Issue #181: November 1, 2006
- Currently in previews is the Mackintosh/Disney mega-musical Mary Poppins at the New Amsterdam Theatre.
- As I mentioned in a previous column four-time Tony-winner Angela
Lansbury is returning to the stage in a new play by Terrence
McNally. Deuce is scheduled to premiere on May 6 at the Music
Box theatre. Starring along side Ms. Lansbury will be another
theatre legend Marian Seldes. When the former star of Murder She Wrote takes the stage it will have been after more than a
twenty-year absence from Broadway.
- Christopher Plummer returns to Broadway in the
revival of Inherit the Wind in March for a limited 12-week run at
the Lyceum Theater. Opposite him will be stage and film veteran Brian
Dennehy.
- Kristin Chenoweth also returns to the stage when
she stars in the Roundabout’s revival of The Apple Tree at Studio
54 on December 14.
- Geoffrey Rush will be returning to the stage when
he stars in next year’s production of Exit the King with the Sydney
Company B in his homeland of Australia.
- Mega producer Cameron Mackintosh had quite a month
in October…on the 7th the London production of Les
Miserables became the longest-running West End musical in history and
on the 9th The Phantom of the Opera hit its twentieth anniversary in London. On October 14 the previews began on
Broadway for Mary Poppins, and to round out this meg-hit month Les
Miserables returned to Broadway on October 24 all
freshened up.
- Born in Melfort, Saskatchewan, Arthur Hill may be
best known for the 70’s television series Owen Marshall, Counselor at
Law and Marcus Welby, M.D. along with many other familiar
television shows including Alfred Hitchcock Presents, The Defenders,
Ben Casey, The Untouchables, The F.B.I. and Mission Impossible.
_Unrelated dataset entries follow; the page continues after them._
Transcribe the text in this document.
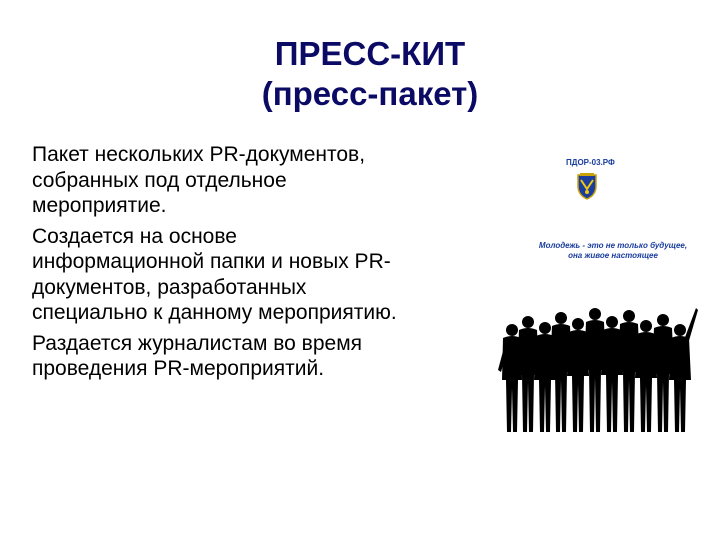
ПРЕСС-КИТ
(пресс-пакет)
Пакет нескольких PR-документов,
собранных под отдельное
мероприятие.
Создается на основе
информационной папки и новых PR-
документов, разработанных
специально к данному мероприятию.
Раздается журналистам во время
проведения PR-мероприятий.
ПДОР-03.РФ
Молодежь - это не только будущее,
она живое настоящее
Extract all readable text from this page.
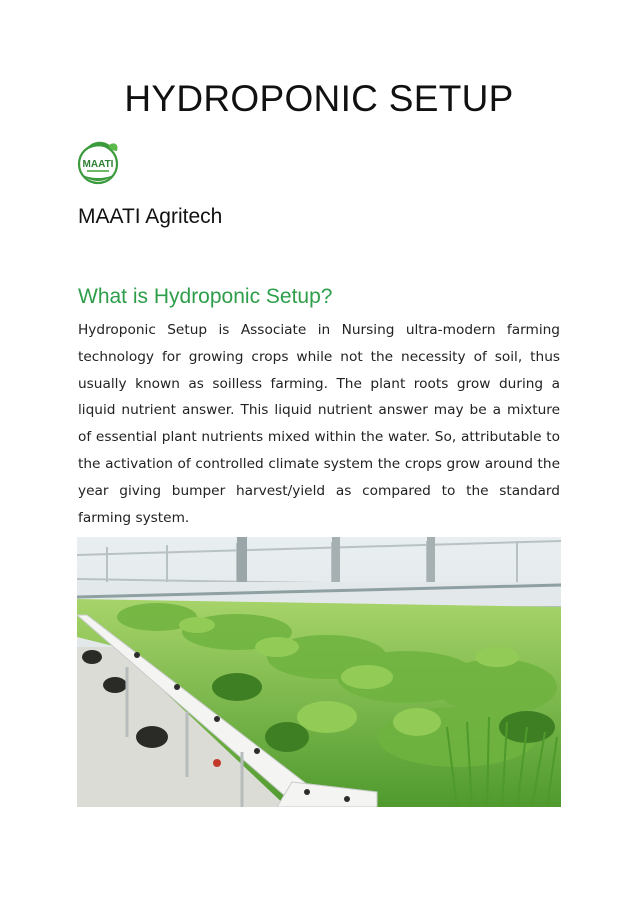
HYDROPONIC SETUP
MAATI
MAATI Agritech
What is Hydroponic Setup?

Hydroponic Setup is Associate in Nursing ultra-modern farming technology for growing crops while not the necessity of soil, thus usually known as soilless farming. The plant roots grow during a liquid nutrient answer. This liquid nutrient answer may be a mixture of essential plant nutrients mixed within the water. So, attributable to the activation of controlled climate system the crops grow around the year giving bumper harvest/yield as compared to the standard farming system.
As a young man Hill toured Canada in a campus theatrical group then
moved to London where he appeared in several West End productions.
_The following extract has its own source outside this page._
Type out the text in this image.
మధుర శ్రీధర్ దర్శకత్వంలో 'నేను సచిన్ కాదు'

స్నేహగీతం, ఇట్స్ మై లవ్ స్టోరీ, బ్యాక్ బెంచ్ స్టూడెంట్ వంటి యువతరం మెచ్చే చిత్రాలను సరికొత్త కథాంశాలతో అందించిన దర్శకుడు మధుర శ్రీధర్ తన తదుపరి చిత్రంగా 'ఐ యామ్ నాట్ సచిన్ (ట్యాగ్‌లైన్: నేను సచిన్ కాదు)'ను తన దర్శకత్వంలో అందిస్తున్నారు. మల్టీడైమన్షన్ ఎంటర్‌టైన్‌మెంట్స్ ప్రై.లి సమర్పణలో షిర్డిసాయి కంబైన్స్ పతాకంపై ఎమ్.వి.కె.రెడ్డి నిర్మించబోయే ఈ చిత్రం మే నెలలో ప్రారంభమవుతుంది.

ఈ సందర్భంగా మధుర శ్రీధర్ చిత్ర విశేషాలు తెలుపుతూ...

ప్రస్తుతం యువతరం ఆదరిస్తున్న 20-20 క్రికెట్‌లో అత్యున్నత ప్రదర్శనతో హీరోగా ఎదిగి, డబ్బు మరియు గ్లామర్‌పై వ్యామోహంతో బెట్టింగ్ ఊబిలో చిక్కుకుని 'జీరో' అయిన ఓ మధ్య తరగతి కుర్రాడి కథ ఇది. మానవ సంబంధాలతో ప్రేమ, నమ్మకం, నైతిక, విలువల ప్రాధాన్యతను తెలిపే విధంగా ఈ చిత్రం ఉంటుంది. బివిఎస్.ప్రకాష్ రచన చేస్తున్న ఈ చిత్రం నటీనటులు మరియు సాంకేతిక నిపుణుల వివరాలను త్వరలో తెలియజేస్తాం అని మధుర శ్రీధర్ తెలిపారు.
Returning to North America he landed on Broadway in 1955 in Thornton
Wilder’s The Matchmaker. He continued to work on Broadway
throughout the 50's as well as breaking into television in such productions
as Hallmark Hall of Fame and Studio One making his screen
debut in 1961 in The Young Doctors. However it was in the early
60's when he was working on a film that Edward Albee’s script of Who’s
Afraid of Virginia Woolf landed in his hands. He joined the
production and his performance won him a Tony and New York Drama Critics
Award for the 1962-63 season. In 1967 he played opposite Ingrid
Bergman in Eugene O’Neill’s More Stately Mansions. Arthur
Hill died of complications of Alzheimer’s disease at the age of 84 on
October 22…another master of the stage mourned.